Carla Brandão 07/01/2017Já dizia Clarice Lispector: cada pessoa é um mundo. As histórias, vivências e aquilo que carregamos dentro de nós compõem um terreno vasto e, muitas vezes, inexplorado. Quando a pessoa em questão é uma mulher, conhecer cada cantinho do mundo pode ser difícil, mapa nenhum é claro o suficiente . Afinal, mulheres são complicadas, diz-se por aí.
Em Batom no dente, Maria Helena Mossé se aventura por esse universo feminino. Em 21 contos, apresenta ao leitor mulheres de diferentes idades, pertencentes a diversas classes sociais e passando por etapas distintas da vida. Alguns contos têm protagonistas masculinos, mas eles são minoria.
Os personagens são reais, tanto que é até difícil chamá-los assim. A narração de suas vivências traz ao leitor reflexões a respeito de temas comuns a todos nós, situações que já passamos, já vimos alguém passar ou que provavelmente passaremos no futuro.

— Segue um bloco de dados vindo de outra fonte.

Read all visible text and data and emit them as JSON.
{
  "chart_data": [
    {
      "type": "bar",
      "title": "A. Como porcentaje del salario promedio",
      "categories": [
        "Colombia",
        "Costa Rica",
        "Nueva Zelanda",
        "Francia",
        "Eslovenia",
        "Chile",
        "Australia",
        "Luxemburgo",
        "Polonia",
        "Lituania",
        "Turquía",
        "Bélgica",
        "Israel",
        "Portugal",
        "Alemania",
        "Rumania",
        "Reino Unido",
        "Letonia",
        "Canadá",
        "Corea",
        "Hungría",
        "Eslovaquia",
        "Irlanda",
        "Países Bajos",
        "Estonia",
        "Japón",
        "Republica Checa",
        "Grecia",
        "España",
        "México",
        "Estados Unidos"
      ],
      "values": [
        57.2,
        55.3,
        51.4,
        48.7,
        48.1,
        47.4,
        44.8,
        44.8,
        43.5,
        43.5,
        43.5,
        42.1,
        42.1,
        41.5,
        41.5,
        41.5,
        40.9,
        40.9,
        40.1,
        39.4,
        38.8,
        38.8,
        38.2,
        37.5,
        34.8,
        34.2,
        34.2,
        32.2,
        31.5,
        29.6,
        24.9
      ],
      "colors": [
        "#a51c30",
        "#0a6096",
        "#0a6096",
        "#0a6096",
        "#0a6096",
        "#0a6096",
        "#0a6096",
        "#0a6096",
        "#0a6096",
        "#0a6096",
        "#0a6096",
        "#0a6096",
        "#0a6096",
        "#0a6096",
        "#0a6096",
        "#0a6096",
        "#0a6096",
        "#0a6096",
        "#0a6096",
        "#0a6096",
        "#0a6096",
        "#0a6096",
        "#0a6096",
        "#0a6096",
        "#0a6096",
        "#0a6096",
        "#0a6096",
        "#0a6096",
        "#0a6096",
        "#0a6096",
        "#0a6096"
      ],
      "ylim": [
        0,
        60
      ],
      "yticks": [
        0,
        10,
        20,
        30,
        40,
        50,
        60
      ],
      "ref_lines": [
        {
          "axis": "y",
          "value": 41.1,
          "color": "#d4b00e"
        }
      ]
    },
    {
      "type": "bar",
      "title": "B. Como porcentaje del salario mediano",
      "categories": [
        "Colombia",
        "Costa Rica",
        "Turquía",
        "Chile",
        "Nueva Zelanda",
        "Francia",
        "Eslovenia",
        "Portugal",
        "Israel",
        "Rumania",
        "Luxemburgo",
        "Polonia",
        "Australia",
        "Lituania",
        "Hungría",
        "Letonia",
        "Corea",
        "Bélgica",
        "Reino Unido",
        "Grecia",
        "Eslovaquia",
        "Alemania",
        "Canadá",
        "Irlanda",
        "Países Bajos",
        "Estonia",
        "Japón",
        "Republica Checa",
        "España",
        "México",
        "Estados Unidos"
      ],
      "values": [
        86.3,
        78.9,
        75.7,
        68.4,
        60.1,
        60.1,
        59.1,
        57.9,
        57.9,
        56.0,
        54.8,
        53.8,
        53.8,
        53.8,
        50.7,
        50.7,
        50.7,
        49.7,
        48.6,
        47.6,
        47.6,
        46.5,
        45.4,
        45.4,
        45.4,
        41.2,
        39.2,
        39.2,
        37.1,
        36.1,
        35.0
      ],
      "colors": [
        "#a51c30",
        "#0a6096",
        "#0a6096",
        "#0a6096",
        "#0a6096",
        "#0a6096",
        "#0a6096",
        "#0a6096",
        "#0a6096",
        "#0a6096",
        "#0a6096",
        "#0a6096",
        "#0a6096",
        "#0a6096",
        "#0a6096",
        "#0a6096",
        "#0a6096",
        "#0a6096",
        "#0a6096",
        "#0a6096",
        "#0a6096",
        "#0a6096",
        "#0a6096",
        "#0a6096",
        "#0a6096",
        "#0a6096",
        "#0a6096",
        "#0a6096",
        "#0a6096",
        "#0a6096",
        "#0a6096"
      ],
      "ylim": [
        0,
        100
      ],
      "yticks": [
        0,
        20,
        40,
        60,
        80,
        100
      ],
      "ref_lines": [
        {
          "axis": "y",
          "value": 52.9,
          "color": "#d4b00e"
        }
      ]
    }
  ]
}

Ao longo das páginas, conhecemos personagens buscando uma vida melhor, umas se apaixonando, outras encarando o fim de uma relação que durou mais da metade da vida e ainda aquelas que se aventuram em uma relação extra-conjugal. Em contos mais reflexivos, personagens questionam escolhas feitas, lidam com a saudade de coisas, épocas e pessoas e com a chegada da maturidade e as mudanças que ela traz para o corpo e para a percepção do mundo ao redor.
"As vozes não se modificam com o tempo. Eu seria capaz de identificar cada um, estivéssemos nós num ambiente fechado e escuro. As risadas também são as mesmas. Somos todos novamente jovens falando alto e, rememorando os dias felizes, acreditamos que daremos uma rasteira na morte."
Um detalhe bastante interessante do livro é que alguns contos são interligados. Alguém que faz parte da história contada em um, como mero coadjuvante, vira protagonista no seguinte. E assim podemos ver dois olhares diferentes a respeito de uma mesma situação, mostrando que nem sempre aquilo que projetamos realmente corresponde ao que se passa com a outra pessoa. Por descuido ou por alguma necessidade, muitas vezes moldamos a realidade de acordo com o que queremos.
Outro ponto a ser destacado é o estilo da escrita da autora. Mesmo nos contos mais curtos conseguimos apreender muito da personalidade de seus personagens. Talvez por sua formação, ela consegue explorar bastante do que se passa no interior de cada um deles, sem precisar recorrer a descrições detalhadas, apenas narrando seus pensamentos e suas ações.
Mesclando contos narrados em primeira e terceira pessoas, Batom no dente é um livro maduro e que trata de maneira quase informal - mas nem por isso superficial - de assuntos fundamentais.